Teams: there are a lot of them. In our effort to bring you the finest “bullshit” coverage of college football, our Visiting Lecturer Series today welcomes the right honorable Joel of Rocky Top Talk to set us straight, or at least firmly crooked, on the prospects of the Tennessee Volunteers.
One: what color is your season? In other words, please explain the metaphorical state of your program through the metaphor of color:
Opaque. Not exactly a color, I know, but the concept is similar. With the arrival of new offensive coordinator Dave Clawson, the offense is shrouded in mystery, and any attempt to penetrate it with light is thwarted by scattering or absorption. Nobody can see beyond the curtain.

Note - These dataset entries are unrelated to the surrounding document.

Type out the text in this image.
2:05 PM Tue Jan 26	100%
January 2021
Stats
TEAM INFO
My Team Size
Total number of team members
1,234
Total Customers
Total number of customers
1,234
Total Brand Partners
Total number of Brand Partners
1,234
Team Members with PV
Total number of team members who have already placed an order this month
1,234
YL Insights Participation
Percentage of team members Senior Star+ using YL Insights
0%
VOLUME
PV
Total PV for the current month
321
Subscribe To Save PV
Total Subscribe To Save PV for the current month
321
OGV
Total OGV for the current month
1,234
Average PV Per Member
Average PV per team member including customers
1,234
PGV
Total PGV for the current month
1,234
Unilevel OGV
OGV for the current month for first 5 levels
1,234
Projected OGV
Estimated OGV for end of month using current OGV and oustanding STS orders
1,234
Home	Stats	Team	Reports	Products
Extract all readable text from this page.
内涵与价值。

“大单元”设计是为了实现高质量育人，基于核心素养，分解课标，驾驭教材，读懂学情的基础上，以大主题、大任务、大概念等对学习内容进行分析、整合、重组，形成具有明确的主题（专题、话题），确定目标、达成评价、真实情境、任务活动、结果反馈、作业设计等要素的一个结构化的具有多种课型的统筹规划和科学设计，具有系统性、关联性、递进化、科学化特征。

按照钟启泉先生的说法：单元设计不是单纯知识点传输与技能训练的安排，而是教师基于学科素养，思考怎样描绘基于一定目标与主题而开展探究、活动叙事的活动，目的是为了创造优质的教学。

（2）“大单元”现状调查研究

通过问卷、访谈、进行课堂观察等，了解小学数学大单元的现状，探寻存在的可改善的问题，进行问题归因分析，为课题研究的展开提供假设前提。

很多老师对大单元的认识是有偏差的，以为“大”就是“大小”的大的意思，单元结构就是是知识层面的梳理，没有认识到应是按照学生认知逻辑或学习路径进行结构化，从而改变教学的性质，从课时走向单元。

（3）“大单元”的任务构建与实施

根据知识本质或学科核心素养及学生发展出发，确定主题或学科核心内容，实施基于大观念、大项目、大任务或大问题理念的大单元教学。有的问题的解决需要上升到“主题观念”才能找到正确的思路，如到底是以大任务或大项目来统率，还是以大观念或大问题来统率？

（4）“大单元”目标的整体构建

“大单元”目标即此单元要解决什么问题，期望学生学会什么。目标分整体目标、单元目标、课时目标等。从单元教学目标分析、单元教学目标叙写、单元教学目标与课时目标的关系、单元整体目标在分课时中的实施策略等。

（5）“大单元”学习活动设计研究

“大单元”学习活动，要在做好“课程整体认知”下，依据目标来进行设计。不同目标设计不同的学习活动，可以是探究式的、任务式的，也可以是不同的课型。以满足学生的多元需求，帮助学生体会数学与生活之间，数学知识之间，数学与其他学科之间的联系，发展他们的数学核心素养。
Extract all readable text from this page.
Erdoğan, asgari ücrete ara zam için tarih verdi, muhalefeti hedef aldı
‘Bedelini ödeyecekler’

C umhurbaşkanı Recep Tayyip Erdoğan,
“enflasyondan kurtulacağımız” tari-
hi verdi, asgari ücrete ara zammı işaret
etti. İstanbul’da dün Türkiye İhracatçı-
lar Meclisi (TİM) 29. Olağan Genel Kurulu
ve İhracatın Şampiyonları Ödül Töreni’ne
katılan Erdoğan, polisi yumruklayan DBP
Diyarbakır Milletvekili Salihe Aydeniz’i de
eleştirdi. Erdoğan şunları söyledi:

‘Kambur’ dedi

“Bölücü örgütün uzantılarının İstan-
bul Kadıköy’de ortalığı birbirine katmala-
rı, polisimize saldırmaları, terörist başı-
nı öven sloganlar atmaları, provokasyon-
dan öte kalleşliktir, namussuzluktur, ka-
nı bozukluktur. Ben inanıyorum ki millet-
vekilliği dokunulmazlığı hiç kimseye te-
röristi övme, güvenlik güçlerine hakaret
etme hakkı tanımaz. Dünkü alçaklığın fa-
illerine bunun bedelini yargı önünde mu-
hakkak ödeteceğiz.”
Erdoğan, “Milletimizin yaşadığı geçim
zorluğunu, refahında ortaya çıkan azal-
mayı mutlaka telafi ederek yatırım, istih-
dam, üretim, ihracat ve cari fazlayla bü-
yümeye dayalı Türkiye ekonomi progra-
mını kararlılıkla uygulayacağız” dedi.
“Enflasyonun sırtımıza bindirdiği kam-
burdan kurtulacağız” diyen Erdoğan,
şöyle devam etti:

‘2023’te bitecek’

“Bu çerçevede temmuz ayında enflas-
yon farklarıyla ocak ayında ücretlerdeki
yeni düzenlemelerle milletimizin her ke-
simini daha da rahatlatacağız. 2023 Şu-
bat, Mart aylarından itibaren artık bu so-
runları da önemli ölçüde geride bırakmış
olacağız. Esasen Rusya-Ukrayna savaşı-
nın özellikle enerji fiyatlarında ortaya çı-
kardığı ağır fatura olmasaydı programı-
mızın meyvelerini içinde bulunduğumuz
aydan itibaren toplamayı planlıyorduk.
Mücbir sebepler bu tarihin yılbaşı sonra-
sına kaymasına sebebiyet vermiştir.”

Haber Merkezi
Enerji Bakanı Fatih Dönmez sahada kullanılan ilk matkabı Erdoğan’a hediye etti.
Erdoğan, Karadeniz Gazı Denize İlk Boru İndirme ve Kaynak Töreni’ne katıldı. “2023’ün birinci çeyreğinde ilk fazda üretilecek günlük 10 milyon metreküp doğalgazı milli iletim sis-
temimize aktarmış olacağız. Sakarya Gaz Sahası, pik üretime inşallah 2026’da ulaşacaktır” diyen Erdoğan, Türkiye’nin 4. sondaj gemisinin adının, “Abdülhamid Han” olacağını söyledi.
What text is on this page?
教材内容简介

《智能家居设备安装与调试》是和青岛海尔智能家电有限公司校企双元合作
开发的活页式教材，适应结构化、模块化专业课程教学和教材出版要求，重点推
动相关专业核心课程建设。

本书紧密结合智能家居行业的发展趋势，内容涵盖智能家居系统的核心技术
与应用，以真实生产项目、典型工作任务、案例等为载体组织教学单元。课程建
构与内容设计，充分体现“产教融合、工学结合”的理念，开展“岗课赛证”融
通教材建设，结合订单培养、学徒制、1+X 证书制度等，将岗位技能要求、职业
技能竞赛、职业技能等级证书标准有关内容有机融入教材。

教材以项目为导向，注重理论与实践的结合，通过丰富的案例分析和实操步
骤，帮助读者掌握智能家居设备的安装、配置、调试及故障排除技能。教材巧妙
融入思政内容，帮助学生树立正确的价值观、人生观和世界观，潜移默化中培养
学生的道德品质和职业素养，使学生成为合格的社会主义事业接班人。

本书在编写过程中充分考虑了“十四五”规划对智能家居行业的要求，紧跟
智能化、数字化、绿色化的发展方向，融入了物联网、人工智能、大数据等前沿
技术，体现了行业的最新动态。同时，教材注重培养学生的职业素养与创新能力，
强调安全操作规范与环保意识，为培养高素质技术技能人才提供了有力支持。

Clawson was formerly the head coach for the Division I-AA Richmond Spiders, so good luck finding any tape on him. Just who is this guy? Nobody knows. How will quarterback Jonathan Crompton fit into the new system? Secret! What kind of offense does he run? A few daring souls have ventured a guess that it’s a west coast-ish spread-y-type thing that morphs into . . . something else depending on the personnel, but again, nobody really knows. Yeehaw for intrigue and woo-ish-y offense.
Practices are closed to the media, too, so the new offense won’t be unveiled until the big national showdown with UCLA on Labor Day.
Two: What historical nation and period do you resemble most right now?
1930s USA, F.D.R.’s New Deal. The Papa has been either the offensive coordinator or the head coach for the Vols for nearly two decades. When Fulmer took over as head coach for good in 1993, he hired David Cutcliffe as his offensive coordinator. Cutcliffe held that role until 1999 and then took it up again from 2006 until this past off-season when he left for Duke. Randy Sanders served as OC in the interim, but most believe that he was essentially handcuffed to Fulmer’s offensive philosophy and scheme. So we’ve really had almost no change for almost twenty years. At first, Roaring ’20s, but then gradual decline, a Black Tuesday (2005), and a lingering depression, all of which sets the stage for this year’s New Deal.

This season, Fulmer hires mystery man Clawson, and this time, he’s reportedly going to give his young assistant free reign to reform the system and bring relief to needy Tennessee fans. Hey, we could use a new deal, and if we have to bankrupt the future to do it, well, we’ll just have to worry about that later.